Almost all Emacs users are familiar with Steve Yegge’s Effective Emacs post. If you’re an Emacs user and haven’t read it, stop what you’re doing and go read it right now. As it happens, Yegge wrote several posts about Emacs and one of my favorites, which I’ve just reread is The Emacs Problem.
That post begins with a claim by one of Yegge’s colleagues that Lisp is not a good language for text processing, that Emacs goes to show that, and that Emacs should be rewritten with Ruby as the interpreter. I know, I know; me too. But Yegge examines that claim seriously and in the process generates an wonderfully readable case that nothing but Lisp is really any good at text processing.
He begins by noting that when we think of text processing we almost always think of regular expressions as the main tool. He notes that Lispers are generally skeptical of regexps and say things like, “Regexps aren’t useful for tree structured data and why are you storing your data as text in the first place instead of s-expressions (that is, as Lisp)?” Then he goes into a comedy routine about log files and how they’re usually just a line or two of text that is most easily processed with regexps and that those Lisp losers appear not to know that.
But then he says that he just noticed that his java.util.logging
output had suddenly changed to being XML (this was with Java 1.5 in 2005). He gives an example of a short text-based log entry and the corresponding entry in XML and concedes that sometimes the extra metadata in the XML can be useful and that tools like Xpath
provide a powerful way of processing and querying XML data.
Next, he gives the same data as an sexpr. It’s shorter, clearer, and much easier to read than the XML and can be operated on by Xpath
-like tools available for Lisp. In fact, you can think of the data as executable and write functions or macros that can make it transform or process itself. He then identifies the Text-Processing Conundrum:
- You want to be able to store and process text data.
- Doing this effectively requires the data be tree structured in all but trivial cases.
- The only good, general tool for doing this is XML.
- XML processing is supposed to be easy but rapidly becomes complex when you start using tools like
XSLT
andXQuery
or worse yet write your own transformations using aSAX
orDOM
processor in the language of your choice. - But those are your only options.

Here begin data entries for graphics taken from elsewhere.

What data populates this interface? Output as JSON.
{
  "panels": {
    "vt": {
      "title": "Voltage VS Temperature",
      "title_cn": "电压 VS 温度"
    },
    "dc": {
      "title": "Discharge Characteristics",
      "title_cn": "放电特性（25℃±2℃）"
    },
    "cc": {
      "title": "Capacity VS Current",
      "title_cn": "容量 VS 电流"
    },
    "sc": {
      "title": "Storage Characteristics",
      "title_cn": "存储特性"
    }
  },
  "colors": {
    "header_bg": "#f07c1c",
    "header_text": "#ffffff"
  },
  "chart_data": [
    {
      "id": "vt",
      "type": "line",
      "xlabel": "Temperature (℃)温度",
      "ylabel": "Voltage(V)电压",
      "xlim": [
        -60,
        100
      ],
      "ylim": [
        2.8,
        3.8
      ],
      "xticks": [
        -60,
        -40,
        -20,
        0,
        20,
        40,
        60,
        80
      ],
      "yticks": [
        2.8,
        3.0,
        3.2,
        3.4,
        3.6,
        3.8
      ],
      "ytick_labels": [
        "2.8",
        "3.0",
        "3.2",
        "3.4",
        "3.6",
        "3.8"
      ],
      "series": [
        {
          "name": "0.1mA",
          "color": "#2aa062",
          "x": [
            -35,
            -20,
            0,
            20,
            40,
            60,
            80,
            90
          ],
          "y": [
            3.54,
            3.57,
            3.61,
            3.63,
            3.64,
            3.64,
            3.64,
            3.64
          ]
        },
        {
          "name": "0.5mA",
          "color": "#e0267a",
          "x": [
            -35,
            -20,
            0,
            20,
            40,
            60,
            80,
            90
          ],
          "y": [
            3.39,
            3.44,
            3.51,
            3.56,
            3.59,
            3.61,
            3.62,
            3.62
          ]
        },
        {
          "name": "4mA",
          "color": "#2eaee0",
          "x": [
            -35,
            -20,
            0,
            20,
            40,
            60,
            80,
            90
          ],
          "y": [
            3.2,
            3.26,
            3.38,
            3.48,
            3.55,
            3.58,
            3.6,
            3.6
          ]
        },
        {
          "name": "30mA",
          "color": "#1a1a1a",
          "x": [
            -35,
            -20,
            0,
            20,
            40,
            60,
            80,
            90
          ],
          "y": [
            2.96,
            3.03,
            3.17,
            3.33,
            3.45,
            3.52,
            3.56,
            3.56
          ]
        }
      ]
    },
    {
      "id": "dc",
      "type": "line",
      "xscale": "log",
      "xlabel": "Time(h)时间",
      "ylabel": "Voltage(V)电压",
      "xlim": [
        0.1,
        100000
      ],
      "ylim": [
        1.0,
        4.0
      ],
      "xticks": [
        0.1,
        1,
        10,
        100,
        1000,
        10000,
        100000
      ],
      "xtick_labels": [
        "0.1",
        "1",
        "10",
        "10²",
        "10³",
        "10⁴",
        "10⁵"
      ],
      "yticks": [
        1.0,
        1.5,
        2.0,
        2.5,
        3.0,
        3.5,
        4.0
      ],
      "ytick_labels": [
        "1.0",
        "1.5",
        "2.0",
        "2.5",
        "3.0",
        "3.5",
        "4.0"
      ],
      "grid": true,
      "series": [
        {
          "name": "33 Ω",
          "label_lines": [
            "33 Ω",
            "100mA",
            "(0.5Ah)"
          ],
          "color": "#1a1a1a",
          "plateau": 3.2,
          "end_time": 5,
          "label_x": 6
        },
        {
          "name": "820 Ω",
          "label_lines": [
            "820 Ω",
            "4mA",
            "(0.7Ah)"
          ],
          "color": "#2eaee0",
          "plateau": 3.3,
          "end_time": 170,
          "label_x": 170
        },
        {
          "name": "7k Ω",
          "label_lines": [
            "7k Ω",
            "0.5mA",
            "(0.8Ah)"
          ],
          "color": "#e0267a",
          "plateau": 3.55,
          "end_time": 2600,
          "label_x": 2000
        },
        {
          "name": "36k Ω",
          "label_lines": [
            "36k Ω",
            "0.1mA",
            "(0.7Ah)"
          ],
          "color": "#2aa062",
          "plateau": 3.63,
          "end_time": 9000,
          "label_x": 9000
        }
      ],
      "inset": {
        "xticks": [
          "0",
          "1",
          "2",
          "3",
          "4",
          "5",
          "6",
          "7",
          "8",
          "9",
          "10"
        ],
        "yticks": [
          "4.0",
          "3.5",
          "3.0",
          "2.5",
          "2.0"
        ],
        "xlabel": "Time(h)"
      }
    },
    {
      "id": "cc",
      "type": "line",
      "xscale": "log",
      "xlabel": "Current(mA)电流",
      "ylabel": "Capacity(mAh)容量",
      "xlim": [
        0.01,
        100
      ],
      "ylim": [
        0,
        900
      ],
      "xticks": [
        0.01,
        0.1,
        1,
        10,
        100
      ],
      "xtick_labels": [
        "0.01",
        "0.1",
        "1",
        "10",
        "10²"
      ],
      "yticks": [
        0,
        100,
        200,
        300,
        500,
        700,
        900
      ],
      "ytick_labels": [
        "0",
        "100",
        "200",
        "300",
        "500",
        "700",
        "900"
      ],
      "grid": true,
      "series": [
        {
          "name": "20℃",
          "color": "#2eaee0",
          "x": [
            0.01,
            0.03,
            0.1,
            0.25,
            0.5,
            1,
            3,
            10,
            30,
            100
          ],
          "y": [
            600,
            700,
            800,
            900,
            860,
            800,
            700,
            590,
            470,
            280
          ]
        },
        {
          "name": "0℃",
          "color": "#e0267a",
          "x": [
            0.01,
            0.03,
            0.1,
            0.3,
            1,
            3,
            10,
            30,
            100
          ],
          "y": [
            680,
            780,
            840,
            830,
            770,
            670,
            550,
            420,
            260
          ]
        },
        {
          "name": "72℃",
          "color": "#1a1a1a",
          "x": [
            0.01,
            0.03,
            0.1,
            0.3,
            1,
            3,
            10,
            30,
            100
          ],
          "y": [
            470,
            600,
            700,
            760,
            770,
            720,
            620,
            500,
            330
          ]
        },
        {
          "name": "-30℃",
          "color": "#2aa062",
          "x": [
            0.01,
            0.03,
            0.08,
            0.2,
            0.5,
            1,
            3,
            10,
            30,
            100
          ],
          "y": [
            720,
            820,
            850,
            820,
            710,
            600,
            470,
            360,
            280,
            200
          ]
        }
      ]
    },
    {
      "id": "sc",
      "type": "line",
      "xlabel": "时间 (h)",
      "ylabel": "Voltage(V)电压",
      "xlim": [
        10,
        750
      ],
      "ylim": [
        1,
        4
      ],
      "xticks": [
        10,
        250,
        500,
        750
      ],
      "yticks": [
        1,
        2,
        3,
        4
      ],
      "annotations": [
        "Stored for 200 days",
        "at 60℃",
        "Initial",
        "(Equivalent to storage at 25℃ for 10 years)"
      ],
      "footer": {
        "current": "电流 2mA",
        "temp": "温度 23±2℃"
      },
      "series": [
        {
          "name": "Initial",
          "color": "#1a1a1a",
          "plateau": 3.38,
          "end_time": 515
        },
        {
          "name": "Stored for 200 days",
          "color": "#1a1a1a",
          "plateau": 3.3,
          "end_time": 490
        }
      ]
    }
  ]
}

Unless you’re using Lisp. With Lisp, data is code and so you can store your data as a Lisp program. Querying and transforming it are almost trivial.
He goes on to consider other text processing such as configuration files and finds that the same principles apply only more so. By writing your configuration file in Lisp, it ceases being a configuration file and becomes part of your program.

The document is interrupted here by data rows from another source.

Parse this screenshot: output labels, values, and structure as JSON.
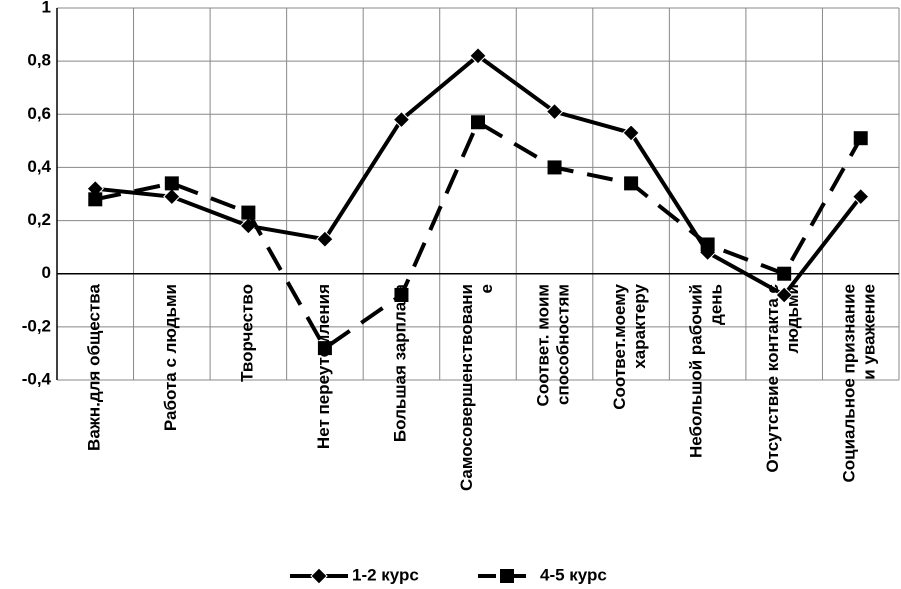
{
  "chart_data": {
    "type": "line",
    "categories": [
      "Важн.для общества",
      "Работа с людьми",
      "Творчество",
      "Нет переутомления",
      "Большая зарплата",
      "Самосовершенствовани\nе",
      "Соответ. моим\nспособностям",
      "Соответ.моему\nхарактеру",
      "Небольшой рабочий\nдень",
      "Отсутствие  контакта с\nлюдьми",
      "Социальное признание\nи уважение"
    ],
    "series": [
      {
        "name": "1-2 курс",
        "color": "#000000",
        "marker": "diamond",
        "dash": "solid",
        "values": [
          0.32,
          0.29,
          0.18,
          0.13,
          0.58,
          0.82,
          0.61,
          0.53,
          0.08,
          -0.08,
          0.29
        ]
      },
      {
        "name": "4-5 курс",
        "color": "#000000",
        "marker": "square",
        "dash": "dashed",
        "values": [
          0.28,
          0.34,
          0.23,
          -0.28,
          -0.08,
          0.57,
          0.4,
          0.34,
          0.11,
          0.0,
          0.51
        ]
      }
    ],
    "ylim": [
      -0.4,
      1
    ],
    "yticks": [
      {
        "value": -0.4,
        "label": "-0,4"
      },
      {
        "value": -0.2,
        "label": "-0,2"
      },
      0,
      {
        "value": 0.2,
        "label": "0,2"
      },
      {
        "value": 0.4,
        "label": "0,4"
      },
      {
        "value": 0.6,
        "label": "0,6"
      },
      {
        "value": 0.8,
        "label": "0,8"
      },
      1
    ],
    "grid": true,
    "legend": "bottom"
  }
}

Finally, he considers the question of rewriting Emacs in some other language. He goes through all the usual reasons why that’s not practical (at least until guile becomes the interpreter for Emacs if it ever does) and recites the usual litany of political problems surrounding Emacs and RMS.

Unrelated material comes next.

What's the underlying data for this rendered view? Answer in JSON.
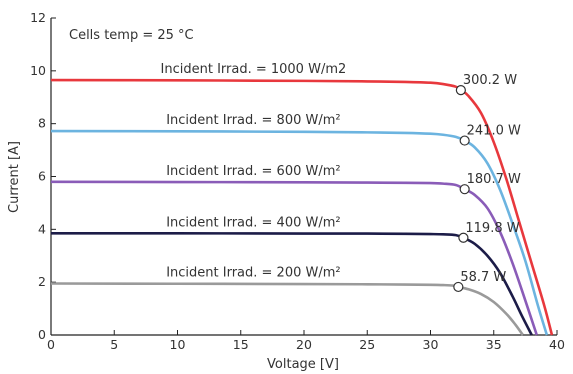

To my mind, though, he misses the main point. Why would you want to write it in something besides a Lisp-like language. As he amply demonstrates in the first part of the post, Lisp is a great language for text processing and the only one without serious problems. Sure, a lot of the text that Emacs deals with isn’t tree structured, but a lot of it is and Emacs has a powerful regexp system for the text that isn’t. Just read through Xah Lee’s excellent series of articles on text processing with Emacs, for instance. A recurring theme in Lee’s posts is text-soup automation in which he uses Elisp to transform arbitrary text.
Yegge’s post is excellent and if you haven’t read it, you’re missing out on a treat. Also be sure to read the comments. He develops some of the ideas in the post further in responses to the commenters.